Many commercial property owners and investors hit by Hurricane Matthew may insure multiple buildings under one policy. Depending on the insurance coverage form, one or multiple deductibles may apply. I was thinking about this while reading a recent case indicating that multiple deductibles applied.1
As I read the opinion, I kept thinking, “did the policyholder attorney ever show other policy forms which are much clearer and state words to the effect that “locations damaged from one event or occurrence will have the deductible applied separately to each location?” I then read the policyholder’s brief and there was no such argument or showing.
Most judges are not experts analyzing insurance contracts and depend upon attorneys for the parties to educate them. Judges certainly are not thinking about deductibles to multiple locations occurring during a storm like Hurricane Matthew. But, insurance agents, adjusters, and my other nerdy friends who read this blog are thinking about these things. These issues arise all the time at apartment complexes and the answer often depends on the policy form.
The policyholder attorney in the referenced case should have consulted the FC&S Bulletin and an expert in these forms. For instance, the FC&S Bulletin has at least two question and answer discussions on this which could have led to a different result:
Deductible Application for Multiple Locations Loss
Discusses application of deductible when more than one property is insured on single homeowners or dwelling fire policy, or when two separate policies are in place, and the same covered loss damages both properties.
August 1, 2008
Deductible Application for Multiple Locations Loss
If an insured has two separate locations insured on the same ISO homeowners policy, and each location is destroyed by the same tornado, should one deductible apply or two? Would the answer change if they were insured on separate policies? Would the answer change if these are dwelling fire forms?
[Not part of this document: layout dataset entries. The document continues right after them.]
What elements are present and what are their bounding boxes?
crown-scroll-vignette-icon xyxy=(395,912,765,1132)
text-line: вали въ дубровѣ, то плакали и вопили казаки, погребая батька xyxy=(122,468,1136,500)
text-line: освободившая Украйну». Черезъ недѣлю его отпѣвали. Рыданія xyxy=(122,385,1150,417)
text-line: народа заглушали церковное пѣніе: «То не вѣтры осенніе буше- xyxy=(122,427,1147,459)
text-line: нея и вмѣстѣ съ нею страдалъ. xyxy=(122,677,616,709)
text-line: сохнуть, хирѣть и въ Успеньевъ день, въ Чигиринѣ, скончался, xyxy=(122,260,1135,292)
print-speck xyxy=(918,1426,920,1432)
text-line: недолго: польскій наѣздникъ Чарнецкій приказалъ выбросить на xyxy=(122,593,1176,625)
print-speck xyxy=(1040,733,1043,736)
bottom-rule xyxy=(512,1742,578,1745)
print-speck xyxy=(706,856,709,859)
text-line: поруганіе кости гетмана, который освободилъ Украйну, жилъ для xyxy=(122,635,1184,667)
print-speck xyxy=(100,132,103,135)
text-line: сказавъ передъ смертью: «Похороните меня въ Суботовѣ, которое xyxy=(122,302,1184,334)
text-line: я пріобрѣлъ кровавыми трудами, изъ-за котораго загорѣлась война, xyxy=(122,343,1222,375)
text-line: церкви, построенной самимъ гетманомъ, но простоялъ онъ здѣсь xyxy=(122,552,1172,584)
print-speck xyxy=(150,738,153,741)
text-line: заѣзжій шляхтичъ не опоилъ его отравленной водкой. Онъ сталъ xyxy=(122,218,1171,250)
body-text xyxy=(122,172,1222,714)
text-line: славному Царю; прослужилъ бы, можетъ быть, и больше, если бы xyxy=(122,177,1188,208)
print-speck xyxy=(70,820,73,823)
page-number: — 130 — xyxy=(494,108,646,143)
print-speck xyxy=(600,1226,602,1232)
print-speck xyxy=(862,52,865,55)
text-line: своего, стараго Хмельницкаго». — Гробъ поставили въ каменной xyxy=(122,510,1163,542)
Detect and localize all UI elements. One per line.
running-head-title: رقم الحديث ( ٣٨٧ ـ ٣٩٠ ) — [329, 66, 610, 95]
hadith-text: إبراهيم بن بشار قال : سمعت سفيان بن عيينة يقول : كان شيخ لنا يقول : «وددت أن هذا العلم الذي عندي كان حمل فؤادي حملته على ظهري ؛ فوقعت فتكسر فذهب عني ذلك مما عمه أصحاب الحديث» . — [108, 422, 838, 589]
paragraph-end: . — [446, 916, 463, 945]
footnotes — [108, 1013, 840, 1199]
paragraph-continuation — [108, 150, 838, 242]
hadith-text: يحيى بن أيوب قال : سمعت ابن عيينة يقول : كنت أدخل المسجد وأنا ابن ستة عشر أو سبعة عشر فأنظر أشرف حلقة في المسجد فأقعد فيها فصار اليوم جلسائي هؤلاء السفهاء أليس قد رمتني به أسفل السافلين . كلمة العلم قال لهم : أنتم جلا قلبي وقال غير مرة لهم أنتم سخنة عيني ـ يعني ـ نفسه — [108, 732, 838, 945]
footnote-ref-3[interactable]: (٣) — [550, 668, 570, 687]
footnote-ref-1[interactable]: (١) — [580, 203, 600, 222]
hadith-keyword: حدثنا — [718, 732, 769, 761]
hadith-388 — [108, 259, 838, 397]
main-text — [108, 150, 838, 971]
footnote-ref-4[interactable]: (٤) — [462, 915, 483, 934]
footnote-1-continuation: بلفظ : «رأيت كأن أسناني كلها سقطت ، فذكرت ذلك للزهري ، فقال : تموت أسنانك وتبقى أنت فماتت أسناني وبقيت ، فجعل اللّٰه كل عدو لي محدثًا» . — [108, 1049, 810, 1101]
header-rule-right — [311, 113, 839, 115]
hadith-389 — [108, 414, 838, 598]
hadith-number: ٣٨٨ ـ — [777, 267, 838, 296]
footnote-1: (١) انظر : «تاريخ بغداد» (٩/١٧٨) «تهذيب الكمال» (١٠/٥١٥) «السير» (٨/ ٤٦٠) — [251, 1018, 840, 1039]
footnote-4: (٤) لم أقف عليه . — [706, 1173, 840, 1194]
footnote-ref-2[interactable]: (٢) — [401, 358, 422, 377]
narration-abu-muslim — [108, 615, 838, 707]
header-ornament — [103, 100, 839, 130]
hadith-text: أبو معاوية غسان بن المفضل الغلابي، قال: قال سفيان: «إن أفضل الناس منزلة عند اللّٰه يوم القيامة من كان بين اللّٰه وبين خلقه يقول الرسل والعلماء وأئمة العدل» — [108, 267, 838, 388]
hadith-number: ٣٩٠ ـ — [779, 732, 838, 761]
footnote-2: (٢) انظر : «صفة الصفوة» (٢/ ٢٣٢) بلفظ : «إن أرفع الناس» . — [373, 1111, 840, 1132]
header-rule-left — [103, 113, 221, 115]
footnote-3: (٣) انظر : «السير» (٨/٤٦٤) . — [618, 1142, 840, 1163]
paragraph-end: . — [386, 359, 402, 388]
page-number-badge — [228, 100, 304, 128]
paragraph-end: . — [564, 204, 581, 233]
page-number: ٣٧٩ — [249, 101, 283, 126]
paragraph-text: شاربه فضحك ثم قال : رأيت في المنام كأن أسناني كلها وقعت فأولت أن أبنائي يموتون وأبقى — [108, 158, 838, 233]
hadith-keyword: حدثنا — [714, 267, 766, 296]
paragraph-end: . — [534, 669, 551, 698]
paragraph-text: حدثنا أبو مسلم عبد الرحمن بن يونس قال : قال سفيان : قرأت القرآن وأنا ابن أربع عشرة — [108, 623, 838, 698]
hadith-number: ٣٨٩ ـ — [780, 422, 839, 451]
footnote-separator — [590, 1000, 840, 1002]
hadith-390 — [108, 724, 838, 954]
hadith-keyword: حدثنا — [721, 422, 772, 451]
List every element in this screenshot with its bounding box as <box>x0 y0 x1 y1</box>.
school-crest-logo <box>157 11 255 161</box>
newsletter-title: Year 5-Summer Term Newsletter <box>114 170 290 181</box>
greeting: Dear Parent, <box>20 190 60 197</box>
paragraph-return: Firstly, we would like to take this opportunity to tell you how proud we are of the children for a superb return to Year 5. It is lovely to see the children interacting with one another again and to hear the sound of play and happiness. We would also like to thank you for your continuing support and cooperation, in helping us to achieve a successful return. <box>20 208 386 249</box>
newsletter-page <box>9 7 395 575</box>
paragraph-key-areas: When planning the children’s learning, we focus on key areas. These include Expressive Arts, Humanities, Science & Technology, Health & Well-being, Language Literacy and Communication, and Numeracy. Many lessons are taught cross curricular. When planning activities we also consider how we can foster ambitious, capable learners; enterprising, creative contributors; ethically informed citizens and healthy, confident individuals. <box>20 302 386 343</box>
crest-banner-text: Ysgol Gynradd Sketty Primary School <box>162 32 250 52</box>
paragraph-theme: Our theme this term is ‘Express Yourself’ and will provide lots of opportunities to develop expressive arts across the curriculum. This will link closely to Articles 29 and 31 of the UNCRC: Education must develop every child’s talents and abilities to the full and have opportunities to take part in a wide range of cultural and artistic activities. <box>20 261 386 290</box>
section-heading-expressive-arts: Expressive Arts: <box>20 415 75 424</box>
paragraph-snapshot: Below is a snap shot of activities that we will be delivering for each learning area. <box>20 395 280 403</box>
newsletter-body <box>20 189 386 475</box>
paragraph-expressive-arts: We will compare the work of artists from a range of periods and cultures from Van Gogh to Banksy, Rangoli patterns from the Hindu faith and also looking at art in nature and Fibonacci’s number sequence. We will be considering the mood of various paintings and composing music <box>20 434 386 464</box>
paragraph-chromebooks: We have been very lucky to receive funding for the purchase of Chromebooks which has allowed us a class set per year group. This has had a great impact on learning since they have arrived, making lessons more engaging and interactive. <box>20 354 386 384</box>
The answer depends upon which edition of the homeowners policies is being used. The 1991 homeowners forms are silent as to application of the deductible, so the insured would probably get the benefit of the doubt. However, if a separate deductible was shown applying to each location, then an argument could be made that both should apply. Two policies, with two declarations, would appear to argue for two deductibles.
In the 2000 edition the deductible provision states that "subject to the policy limits that apply, we will pay only that part of all loss payable under Section I that exceeds the deductible amount shown in the Declarations." Here, if both properties are insured on the same form, an argument can be made that one deductible applies to all Section I damage. But with two policies, it would appear that the deductible would apply separately. Obviously, then, it is to the insured’s advantage to insure both properties on one policy.
If the properties are insured on one dwelling fire form, the 1989 edition does not address application of a deductible. If two forms were used, then, similarly to the homeowners, the presence of a deductible on each declarations page argues for two being applied. The 2002 form states that "Subject to the policy limits that apply, we will pay only that part of the total of all loss payable that exceeds the deductible amount shown in the Declarations." Here, it appears that even if two properties were insured on one form, presumably each would have a separate property limit of liability, so an argument could be made that two deductibles apply. On the other hand, the "total of all loss payable" could just as easily refer to both properties, and therefore one deductible would apply. The benefit of the doubt would go to the insured.
One Deductible or Two?
How many deductibles should be applied for losses at more than one location?
April 8, 2014
A CP 00 10 form was written on three properties for the same insured, all located at different addresses. Each location is listed with a limit of coverage and deductible on the declarations.
A storm caused damage to two of the three locations.
My superior states that both losses to the buildings will be covered with one deductible taken. I felt that since there is a deductible listed for each location, a deductible would be taken for each loss.
What is the correct interpretation?
The CP 00 10 states that when there is loss to more than one item of covered property and separate limits apply, a deductible is applied only once per occurrence. Nothing in the CP 00 10 addresses a situation where different deductible amounts apply to each location. There are other forms that state only the higher deductible will apply, which could be the case with your situation. But absent any other policy language pertinent to the application of deductibles, only one would apply.
Subscribe to the FC&S and do not solely depend on judge made case law to interpret insurance contracts.
1 Sandia Partners, LLC v. Foremost Ins. Co., 2016 WL 5661717 (E.D. Pa., September 30, 2016).